The patient presents with toxic epidermal necrolysis (TEN), a severe mucocutaneous disease in the same spectrum as Stevens–Johnson syndrome (SJS).

TEN has an average mortality between 25% and 35%. SJS/TEN is almost always due to drug exposures and is caused by massive keratinocyte death, which leads to separation of the skin at the dermal–epidermal junction.

Symptoms and Clinical Presentation

It presents typically with a prodrome of symptoms including fever, malaise, lymphadenopathy, pharyngitis and/or conjunctivitis, which can precede the skin findings by several days.

The cutaneous manifestations of SJS/TEN include erythema and erosions that favour the trunk and face and later may involve the extremities. The oral, ocular and genital mucosae are involved in the vast majority of cases.

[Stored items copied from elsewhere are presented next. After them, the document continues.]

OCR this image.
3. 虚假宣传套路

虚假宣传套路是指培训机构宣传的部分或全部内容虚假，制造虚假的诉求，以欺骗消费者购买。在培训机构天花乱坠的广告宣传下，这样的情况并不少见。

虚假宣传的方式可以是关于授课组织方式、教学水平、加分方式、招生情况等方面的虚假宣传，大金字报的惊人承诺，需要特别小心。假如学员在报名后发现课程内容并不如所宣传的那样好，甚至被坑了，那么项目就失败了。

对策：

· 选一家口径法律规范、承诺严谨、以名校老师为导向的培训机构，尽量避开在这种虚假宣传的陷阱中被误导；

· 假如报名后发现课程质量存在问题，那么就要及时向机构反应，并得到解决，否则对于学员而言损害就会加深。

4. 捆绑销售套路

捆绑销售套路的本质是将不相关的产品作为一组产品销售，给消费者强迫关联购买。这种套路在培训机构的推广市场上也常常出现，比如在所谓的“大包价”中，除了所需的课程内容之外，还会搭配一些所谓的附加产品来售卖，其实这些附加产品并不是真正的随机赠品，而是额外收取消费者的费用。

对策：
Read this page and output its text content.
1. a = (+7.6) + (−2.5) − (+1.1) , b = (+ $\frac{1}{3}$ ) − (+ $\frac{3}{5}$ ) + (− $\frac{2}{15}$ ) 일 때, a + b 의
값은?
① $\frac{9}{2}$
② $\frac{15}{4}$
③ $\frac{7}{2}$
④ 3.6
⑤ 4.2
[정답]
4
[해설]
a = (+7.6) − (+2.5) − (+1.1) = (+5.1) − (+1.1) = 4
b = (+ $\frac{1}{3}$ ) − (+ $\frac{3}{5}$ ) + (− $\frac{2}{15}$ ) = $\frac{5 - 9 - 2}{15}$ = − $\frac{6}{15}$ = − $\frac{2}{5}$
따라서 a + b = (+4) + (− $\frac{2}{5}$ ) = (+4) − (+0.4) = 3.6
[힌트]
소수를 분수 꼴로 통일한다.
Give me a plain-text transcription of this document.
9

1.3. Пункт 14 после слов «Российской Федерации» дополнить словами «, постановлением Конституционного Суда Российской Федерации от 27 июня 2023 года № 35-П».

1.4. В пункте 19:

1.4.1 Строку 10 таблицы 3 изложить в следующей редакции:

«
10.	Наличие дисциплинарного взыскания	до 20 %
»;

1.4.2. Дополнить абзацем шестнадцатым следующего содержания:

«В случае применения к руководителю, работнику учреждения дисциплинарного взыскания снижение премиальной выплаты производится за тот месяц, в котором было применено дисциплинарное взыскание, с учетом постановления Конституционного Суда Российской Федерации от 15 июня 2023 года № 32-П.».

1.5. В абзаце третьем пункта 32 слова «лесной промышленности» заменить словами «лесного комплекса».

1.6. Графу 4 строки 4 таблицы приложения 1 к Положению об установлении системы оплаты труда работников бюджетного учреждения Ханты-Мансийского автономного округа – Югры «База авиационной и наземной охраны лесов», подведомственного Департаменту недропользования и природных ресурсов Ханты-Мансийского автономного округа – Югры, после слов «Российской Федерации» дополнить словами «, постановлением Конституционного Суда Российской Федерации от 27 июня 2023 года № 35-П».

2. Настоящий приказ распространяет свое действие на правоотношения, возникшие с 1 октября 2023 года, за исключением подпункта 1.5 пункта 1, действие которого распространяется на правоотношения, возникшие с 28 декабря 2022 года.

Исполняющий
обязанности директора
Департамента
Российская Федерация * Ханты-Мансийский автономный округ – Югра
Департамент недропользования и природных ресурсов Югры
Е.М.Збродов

During progression of the disease, the erythematous patches appear dusky and may take on a grey hue that represents epidermal necrosis.

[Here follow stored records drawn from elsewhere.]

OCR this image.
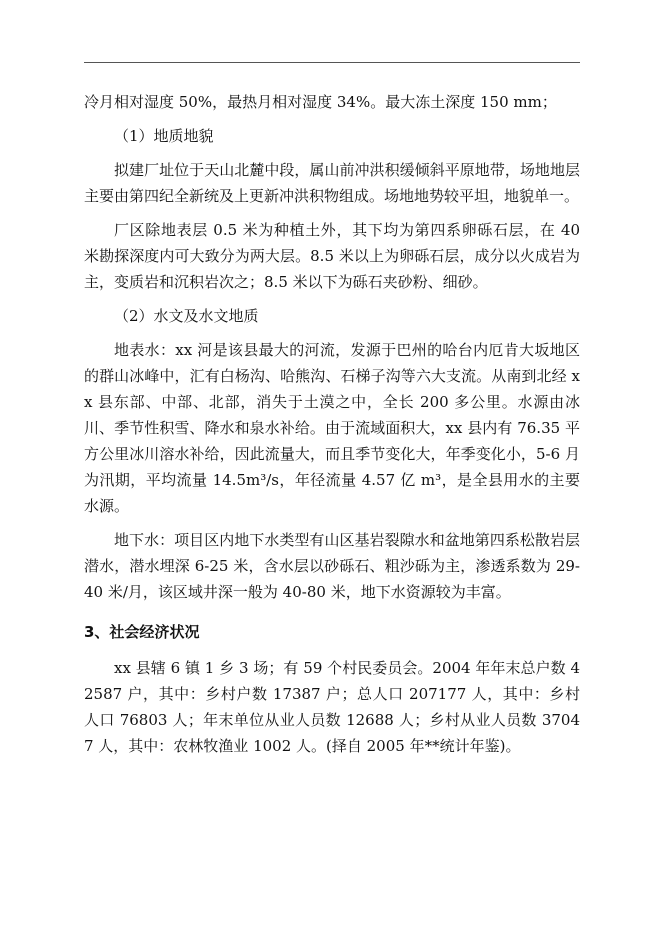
冷月相对湿度 50%，最热月相对湿度 34%。最大冻土深度 150 mm；

（1）地质地貌

拟建厂址位于天山北麓中段，属山前冲洪积缓倾斜平原地带，场地地层主要由第四纪全新统及上更新冲洪积物组成。场地地势较平坦，地貌单一。

厂区除地表层 0.5 米为种植土外，其下均为第四系卵砾石层，在 40 米勘探深度内可大致分为两大层。8.5 米以上为卵砾石层，成分以火成岩为主，变质岩和沉积岩次之；8.5 米以下为砾石夹砂粉、细砂。

（2）水文及水文地质

地表水：xx 河是该县最大的河流，发源于巴州的哈台内厄肯大坂地区的群山冰峰中，汇有白杨沟、哈熊沟、石梯子沟等六大支流。从南到北经 xx 县东部、中部、北部，消失于土漠之中，全长 200 多公里。水源由冰川、季节性积雪、降水和泉水补给。由于流域面积大，xx 县内有 76.35 平方公里冰川溶水补给，因此流量大，而且季节变化大，年季变化小，5-6 月为汛期，平均流量 14.5m³/s，年径流量 4.57 亿 m³，是全县用水的主要水源。

地下水：项目区内地下水类型有山区基岩裂隙水和盆地第四系松散岩层潜水，潜水埋深 6-25 米，含水层以砂砾石、粗沙砾为主，渗透系数为 29-40 米/月，该区域井深一般为 40-80 米，地下水资源较为丰富。

3、社会经济状况

xx 县辖 6 镇 1 乡 3 场；有 59 个村民委员会。2004 年年末总户数 42587 户，其中：乡村户数 17387 户；总人口 207177 人，其中：乡村人口 76803 人；年末单位从业人员数 12688 人；乡村从业人员数 37047 人，其中：农林牧渔业 1002 人。(择自 2005 年**统计年鉴)。
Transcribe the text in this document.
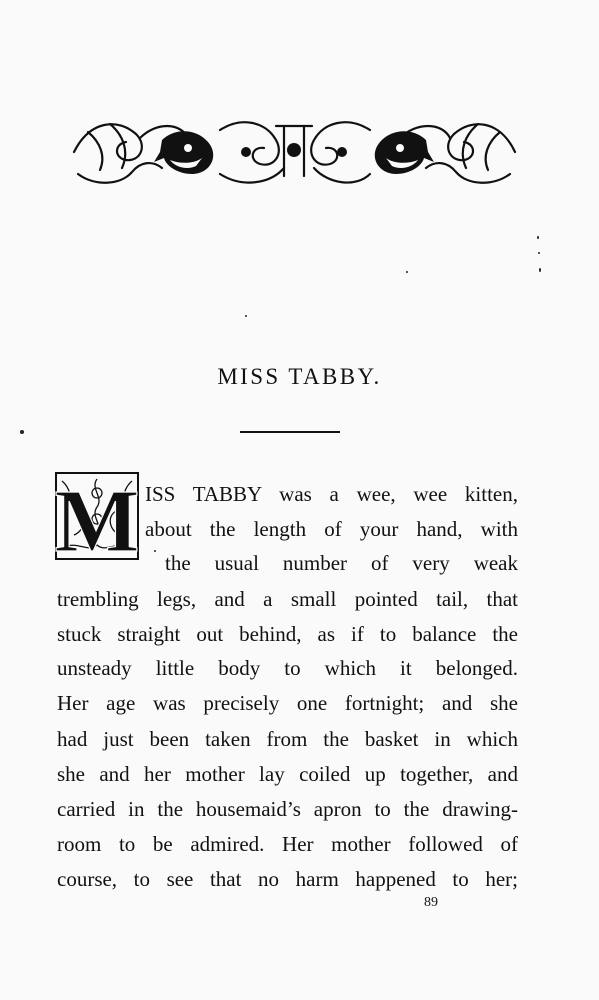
MISS TABBY.
M ISS TABBY was a wee, wee kitten,
about the length of your hand, with
the usual number of very weak
trembling legs, and a small pointed tail, that
stuck straight out behind, as if to balance the
unsteady little body to which it belonged.
Her age was precisely one fortnight; and she
had just been taken from the basket in which
she and her mother lay coiled up together, and
carried in the housemaid’s apron to the drawing-
room to be admired. Her mother followed of
course, to see that no harm happened to her;
89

Large areas of skin can resemble wet cigarette paper that sloughs off with minor friction or trauma (Nikolsky’s sign). Flaccid blisters demonstrate the Asboe-Hansen sign, which is the extension of the blister sideways by slight pressure of the thumb due to the lateral displacement of necrotic epidermis.

The distinction between SJS and TEN is made upon the total body surface area (BSA) involved. SJS involves <10% of BSA, SJS/TEN overlap involves 10%–30% of BSA and TEN involves >30% of BSA.

Associated Medications

Medications that are most often associated with SJS/TEN include:

  • antimicrobials (aminopenicillins and trimethoprim–sulfamethoxazole),
  • antiretroviral medications (particularly non-nucleoside reverse transcriptase inhibitors),
  • allopurinol
  • anti-epileptic drugs (carbamazepine, phenytoin, lamotrigine and barbiturates).


Areas of detached epidermis typically heal with re-epithelialization occurring within 3 weeks without any need for skin grafting.

However, it is important to consult ophthalmology, gynecology and/or urology for the evaluation of mucosal involvement, as the manifestations on the mucosal surfaces can lead to sequelae such as symblepharon, conjunctival synechiae, entropion or blindness in the eyes and phimosis or vaginal synechiae in the genital mucosae.

Treatment of SJS/TEN includes the prompt removal of any or all potential offending drugs, admission to an intensive care unit (ICU) or burn unit with skilled nursing care, monitoring for fluid and electrolyte imbalances, maintenance of caloric intake and nutrition, and appropriate dressings to the denuded areas.

There are no specific systemic treatments for SJS/TEN that have demonstrated efficacy in clinical trials, but several treatments have been reported in small case series, which include systemic corticosteroids, intravenous immunoglobulins (IVIg), cyclosporine, cyclophosphamide, plasmapheresis and anti-tumor necrosis factor-alpha (TNF-α) agents such as etanercept and infliximab.